Jean-Pierre Page revient sur la nomination de Samantha Power à la tête d’US Aid. Officiellement, l’agence œuvre pour le développement international. Elle est surtout un outil du pouvoir doux (“ soft power ”) étasunien qui a déjà été impliqué dans des opérations de « changement de régime ». Et la nomination d’un personnage comme Samantha Power à sa tête ne doit rien au hasard. (IGA)

Comme prévu, c’est une grande partie de l’équipe des néoconservateurs du tandem Clinton-Obama qui revient en force aux manettes de la nouvelle administration. Tous et toutes sont dans une démarche conflictuelle avec dans leur ligne de mire la Russie et la montée en puissance de la Chine. Les vassaux européens sont invités à serrer les rangs autour du suzerain maintenant que l’éléphant dans le magasin de porcelaine a fait ses bagages, qu’il quitte la Maison-Blanche et que l’État profond « Deep State », même s’il est toujours très inquiet, respire un peu mieux.

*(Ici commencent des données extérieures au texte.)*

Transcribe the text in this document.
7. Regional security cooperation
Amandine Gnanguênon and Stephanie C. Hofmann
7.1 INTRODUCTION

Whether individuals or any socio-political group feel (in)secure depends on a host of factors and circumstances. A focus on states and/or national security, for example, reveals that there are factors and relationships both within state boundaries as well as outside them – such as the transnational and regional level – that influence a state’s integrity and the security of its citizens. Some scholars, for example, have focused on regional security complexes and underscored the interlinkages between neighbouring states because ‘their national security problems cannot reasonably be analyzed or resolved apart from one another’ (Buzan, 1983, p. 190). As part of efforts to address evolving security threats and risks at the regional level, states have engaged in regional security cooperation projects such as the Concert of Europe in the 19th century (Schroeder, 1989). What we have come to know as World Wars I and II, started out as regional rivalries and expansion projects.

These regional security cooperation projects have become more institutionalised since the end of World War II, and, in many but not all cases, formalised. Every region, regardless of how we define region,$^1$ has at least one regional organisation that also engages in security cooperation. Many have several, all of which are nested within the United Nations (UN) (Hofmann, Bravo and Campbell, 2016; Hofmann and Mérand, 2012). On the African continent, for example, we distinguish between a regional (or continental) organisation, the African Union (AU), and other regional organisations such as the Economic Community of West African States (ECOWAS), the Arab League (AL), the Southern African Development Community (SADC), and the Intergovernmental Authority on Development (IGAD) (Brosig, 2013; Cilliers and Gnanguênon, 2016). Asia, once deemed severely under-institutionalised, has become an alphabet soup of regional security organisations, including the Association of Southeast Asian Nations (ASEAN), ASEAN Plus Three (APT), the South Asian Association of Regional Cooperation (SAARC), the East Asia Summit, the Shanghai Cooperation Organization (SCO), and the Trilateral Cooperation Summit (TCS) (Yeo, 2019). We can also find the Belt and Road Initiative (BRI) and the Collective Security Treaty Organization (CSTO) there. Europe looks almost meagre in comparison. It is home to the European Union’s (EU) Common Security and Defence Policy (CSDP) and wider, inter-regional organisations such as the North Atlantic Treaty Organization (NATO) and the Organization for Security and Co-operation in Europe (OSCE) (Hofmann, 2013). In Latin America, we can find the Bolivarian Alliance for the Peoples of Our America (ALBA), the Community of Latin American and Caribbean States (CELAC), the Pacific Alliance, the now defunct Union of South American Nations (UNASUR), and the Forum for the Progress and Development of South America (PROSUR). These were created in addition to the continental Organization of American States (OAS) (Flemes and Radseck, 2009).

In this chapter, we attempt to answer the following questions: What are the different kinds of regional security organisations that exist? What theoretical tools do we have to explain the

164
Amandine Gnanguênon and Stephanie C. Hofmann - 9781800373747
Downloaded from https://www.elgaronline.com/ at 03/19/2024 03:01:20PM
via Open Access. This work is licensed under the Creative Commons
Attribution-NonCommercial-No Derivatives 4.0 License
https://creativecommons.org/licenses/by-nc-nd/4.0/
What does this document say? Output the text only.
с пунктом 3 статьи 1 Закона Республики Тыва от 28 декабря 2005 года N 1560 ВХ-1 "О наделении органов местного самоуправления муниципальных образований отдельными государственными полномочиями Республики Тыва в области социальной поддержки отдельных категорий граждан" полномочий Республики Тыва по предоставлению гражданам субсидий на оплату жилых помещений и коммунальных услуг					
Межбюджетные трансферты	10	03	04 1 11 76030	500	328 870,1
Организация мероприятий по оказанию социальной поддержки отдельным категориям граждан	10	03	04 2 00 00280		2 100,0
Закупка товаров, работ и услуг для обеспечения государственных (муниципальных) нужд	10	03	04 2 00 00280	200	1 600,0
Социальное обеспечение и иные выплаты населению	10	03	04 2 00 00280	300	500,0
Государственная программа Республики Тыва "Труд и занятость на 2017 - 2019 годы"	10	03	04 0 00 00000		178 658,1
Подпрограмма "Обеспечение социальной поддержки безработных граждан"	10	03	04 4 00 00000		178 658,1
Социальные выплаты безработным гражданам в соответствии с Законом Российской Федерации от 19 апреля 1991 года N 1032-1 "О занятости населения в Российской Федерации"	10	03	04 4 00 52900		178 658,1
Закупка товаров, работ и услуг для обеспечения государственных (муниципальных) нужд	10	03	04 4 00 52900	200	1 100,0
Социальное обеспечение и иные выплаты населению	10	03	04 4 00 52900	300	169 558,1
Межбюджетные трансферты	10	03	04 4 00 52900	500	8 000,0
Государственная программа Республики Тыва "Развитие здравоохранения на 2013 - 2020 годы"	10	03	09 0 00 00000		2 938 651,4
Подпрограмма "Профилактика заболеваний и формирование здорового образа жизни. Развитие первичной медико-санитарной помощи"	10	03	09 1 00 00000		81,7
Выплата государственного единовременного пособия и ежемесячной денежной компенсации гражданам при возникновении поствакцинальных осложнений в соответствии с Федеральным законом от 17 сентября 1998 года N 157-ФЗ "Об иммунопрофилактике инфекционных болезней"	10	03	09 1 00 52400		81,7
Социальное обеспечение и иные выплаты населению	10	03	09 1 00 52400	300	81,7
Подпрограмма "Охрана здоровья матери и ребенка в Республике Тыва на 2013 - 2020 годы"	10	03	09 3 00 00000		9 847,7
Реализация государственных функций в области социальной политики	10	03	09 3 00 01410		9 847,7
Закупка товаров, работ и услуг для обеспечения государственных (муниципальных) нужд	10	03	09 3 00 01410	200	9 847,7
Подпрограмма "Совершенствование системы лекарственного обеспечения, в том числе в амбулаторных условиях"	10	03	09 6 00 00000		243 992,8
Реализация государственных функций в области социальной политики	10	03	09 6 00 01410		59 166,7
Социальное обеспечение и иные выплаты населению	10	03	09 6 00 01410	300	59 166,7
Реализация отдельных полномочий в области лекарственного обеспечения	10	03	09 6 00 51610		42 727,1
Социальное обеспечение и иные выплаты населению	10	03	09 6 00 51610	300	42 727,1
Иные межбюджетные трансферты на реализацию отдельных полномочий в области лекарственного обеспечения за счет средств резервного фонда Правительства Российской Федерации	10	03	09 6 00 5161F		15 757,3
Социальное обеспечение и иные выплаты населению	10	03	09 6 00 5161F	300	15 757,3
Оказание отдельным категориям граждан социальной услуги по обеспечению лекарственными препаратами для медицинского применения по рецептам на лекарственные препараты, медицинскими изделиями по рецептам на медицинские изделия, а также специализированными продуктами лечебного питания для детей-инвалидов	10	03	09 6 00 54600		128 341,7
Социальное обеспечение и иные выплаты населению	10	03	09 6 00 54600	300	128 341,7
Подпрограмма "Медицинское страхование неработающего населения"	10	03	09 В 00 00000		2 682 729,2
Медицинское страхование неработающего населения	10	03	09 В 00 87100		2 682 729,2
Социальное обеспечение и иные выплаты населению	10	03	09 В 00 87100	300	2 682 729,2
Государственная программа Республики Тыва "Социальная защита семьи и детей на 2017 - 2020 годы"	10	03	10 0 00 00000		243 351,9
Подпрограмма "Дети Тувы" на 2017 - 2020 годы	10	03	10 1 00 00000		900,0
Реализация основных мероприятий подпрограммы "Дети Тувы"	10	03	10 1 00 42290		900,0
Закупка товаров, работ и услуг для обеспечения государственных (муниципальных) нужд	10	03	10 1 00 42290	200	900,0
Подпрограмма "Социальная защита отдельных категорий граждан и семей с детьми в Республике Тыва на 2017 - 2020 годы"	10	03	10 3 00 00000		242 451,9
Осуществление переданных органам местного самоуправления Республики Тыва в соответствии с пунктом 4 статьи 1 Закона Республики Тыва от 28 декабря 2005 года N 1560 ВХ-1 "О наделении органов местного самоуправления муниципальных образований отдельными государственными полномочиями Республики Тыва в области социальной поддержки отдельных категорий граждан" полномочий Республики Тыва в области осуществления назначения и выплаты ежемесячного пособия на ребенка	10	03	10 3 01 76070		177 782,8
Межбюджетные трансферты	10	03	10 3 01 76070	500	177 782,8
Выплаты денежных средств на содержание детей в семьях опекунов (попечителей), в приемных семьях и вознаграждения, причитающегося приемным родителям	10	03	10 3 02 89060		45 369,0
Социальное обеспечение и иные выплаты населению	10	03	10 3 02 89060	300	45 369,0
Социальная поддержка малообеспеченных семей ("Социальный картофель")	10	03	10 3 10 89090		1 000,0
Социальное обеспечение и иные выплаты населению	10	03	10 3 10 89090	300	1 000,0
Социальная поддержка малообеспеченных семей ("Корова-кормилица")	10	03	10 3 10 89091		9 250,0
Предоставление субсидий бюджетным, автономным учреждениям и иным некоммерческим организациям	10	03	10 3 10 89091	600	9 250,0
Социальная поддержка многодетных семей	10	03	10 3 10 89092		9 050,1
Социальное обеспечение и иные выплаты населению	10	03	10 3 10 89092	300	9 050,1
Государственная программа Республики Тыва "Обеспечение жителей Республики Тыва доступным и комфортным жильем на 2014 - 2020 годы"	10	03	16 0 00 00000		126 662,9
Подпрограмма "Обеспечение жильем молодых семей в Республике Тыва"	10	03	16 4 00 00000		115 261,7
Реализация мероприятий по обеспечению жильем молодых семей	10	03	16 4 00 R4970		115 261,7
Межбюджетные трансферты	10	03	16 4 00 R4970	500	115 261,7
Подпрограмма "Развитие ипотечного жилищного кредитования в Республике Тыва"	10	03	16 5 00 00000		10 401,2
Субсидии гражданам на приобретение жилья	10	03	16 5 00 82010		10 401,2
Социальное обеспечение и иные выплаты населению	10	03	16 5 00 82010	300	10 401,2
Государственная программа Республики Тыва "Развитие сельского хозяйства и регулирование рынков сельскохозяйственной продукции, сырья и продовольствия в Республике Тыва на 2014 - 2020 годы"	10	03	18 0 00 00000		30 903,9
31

Après les nominations au Département d’État d’Anthony Bliken, Victoria Neuland (l’épouse de Robert Kagan, auteur du célèbre « Project for the New American Century »), de William Burns à la CIA (ancien ambassadeur en Russie sous Obama) et de Lloyd Austin à la Défense (criminel de guerre notoire lié directement au complexe militaro-industriel dont le groupe Raytheon, 3e producteur d’armes aux EU), Biden vient de désigner Samantha Power comme patronne de US Aid avec plus de 20 milliards de dollars de budget.

Samantha Power, prix Pulitzer, protégée de Madeleine Albright*, ancienne correspondante de guerre en Yougoslavie, est une des théoriciennes de l’ingérence humanitaire et du changement de régime. Elle était une membre de poids du Conseil national de sécurité, puis ambassadrice à l’ONU sous Obama. Elle est connue comme une interventionniste de choc.

La direction d’US Aid est totalement stratégique dans le dispositif étasunien qui, sous couvert d’aide au développement et à l’assistance humanitaire, est placée directement sous l’autorité directe du Président. Dans le domaine de l’ingérence, US Aid travaille étroitement avec le département d’État, la CIA, la Fondation nationale pour la démocratie (National Endowment for Democracy). US Aid dispose de moyens considérables comme le statut diplomatique de ses fonctionnaires qui sont entre 15 et 20 000 à travers le mode d’un réseau parallèle, mais associé à celui des ambassades étasuniennes dans plus de 100 pays au moins. C’est dire les moyens. Toutefois, US Aid est très controversée et a été expulsée de plusieurs pays pour espionnage, en Russie entre autres, et pour ingérence directe en faveur de changements de régime en particulier dans plusieurs pays d’Amérique latine comme l’Uruguay, la Bolivie ou l’Équateur. US Aid a participé directement au coup d’État de 2002 contre Chavez, et a mené un programme visant la déstabilisation du régime cubain en 2009/2012.

Power fait partie du premier cercle d’amis de Barack Obama, tout comme Susan Rice, qui va disposer d’un poste stratégique comme conseillère auprès de Biden sur tout ce qui touche la politique intérieure des EU. Comme ancienne membre du Conseil national de sécurité et ambassadrice à l’ONU, le titre prend tout son sens compte tenu du désastre économique et social, le rapide déclin que connaissent les EU et qu’il va falloir chercher à enrayer. Par ailleurs, Michèle Flournoy qui devait, elle, se retrouver à la tête du Pentagone, sera sans aucun doute à la tête d’un poste déterminant.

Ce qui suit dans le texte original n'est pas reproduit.